FAVERSHAM, UK – As a result of improving oil prices, cheaper shipyard/module fabrication costs and re-engineered projects, the FPS market should see improvement in the second half of 2016, according to analyst Douglas-Westwood.
While no FPS units have been ordered so far this year and many projects such as the Vette FPSO have been canceled, this year DW expects an FPSS to be ordered for Mad Dog Phase 2 in the US Gulf of Mexico and an FPSO for the Madura MDA/MBH project offshore Indonesia.
Expenditure on installations in the sector is expected to remain high and the analyst forecasts spend of $58 billion on FPS units between 2016 and 2020 – a 32% increase over the hindcast. Much of this capex is for units ordered before the oil price collapse with sustained high oil prices leading to the sanctioning of high capex FPS units.

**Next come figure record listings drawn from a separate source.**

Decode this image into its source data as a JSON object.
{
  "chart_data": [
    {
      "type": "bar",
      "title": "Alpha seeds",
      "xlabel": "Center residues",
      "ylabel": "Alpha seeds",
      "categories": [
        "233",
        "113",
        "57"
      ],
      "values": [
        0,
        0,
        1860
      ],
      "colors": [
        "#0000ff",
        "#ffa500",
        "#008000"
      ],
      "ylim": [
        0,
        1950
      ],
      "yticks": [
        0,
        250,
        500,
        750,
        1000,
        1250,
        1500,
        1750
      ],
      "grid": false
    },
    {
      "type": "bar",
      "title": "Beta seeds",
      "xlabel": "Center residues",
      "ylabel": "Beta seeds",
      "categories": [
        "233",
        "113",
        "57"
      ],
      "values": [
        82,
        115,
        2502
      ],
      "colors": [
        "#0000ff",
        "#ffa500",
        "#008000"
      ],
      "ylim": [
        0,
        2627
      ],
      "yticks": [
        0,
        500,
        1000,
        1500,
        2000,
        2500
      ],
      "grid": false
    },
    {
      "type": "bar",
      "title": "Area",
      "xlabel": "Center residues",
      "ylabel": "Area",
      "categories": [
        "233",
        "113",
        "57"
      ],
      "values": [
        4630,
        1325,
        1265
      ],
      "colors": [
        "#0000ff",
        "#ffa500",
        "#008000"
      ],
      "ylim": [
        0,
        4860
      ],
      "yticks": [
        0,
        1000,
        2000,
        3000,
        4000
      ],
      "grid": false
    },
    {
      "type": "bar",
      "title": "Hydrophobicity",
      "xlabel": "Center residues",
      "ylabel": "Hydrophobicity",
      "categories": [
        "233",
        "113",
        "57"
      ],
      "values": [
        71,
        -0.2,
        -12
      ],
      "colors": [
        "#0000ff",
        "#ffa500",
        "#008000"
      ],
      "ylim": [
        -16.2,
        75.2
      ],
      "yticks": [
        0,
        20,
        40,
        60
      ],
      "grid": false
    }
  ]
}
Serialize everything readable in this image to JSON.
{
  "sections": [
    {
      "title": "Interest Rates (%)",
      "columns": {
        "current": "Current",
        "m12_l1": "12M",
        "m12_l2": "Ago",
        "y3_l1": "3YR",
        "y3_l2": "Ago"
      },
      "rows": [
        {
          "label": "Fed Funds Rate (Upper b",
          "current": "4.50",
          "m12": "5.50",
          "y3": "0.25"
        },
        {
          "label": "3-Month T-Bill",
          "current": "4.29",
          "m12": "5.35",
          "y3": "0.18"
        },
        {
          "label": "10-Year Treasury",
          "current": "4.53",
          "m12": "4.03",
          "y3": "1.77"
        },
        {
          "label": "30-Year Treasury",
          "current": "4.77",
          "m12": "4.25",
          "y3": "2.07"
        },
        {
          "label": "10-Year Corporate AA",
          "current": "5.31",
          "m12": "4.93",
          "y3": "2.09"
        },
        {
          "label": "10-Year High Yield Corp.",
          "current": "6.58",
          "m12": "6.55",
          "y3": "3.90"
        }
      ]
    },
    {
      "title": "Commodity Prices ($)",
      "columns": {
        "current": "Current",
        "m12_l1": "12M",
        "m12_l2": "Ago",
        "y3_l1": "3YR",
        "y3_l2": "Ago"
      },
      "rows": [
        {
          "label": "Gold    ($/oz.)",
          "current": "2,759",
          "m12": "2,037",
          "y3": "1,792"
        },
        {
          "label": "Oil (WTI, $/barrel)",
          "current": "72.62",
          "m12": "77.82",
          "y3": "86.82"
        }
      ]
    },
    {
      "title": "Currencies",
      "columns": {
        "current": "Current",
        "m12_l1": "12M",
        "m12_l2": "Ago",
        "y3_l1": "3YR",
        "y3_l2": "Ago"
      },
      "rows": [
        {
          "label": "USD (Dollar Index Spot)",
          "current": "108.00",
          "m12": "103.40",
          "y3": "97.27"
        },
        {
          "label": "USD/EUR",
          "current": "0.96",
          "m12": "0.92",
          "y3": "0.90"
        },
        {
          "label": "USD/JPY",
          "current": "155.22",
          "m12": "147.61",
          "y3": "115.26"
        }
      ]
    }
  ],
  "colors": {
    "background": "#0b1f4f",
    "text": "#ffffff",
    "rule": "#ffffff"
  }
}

The majority of spend will be in traditional high-capex regions of Latin America and Africa which account for 33% and 22%, respectively. However, beyond these regions, the analyst says spend will be diverse with Western Europe, North America, Asia, and Australasia each seeing more than 8% of total capex.
FPSOs will continue to represent the largest segment of the market with 79% of capex, TLPs and FPSSs will account for 9% and 10% of capex, respectively, and spars will account for 2%.
Despite the current lack of orders, there are still near-record backlogs to be worked through, ensuring shipyards remain active. The speed with which new orders arrive will be important and the analyst anticipates that the first order will likely lead to a spurt of other orders, as many operators wait for costs to bottom-out before ordering.
Consequently, the next few years represent a major opportunity for operators to capitalize on lower costs, DW says, while also providing manufacturers with the opportunity to move toward standardization as the industry focuses on cutting costs. What will be vital is ensuring that the lessons learned are not forgotten should there be an unexpected increase in the oil price.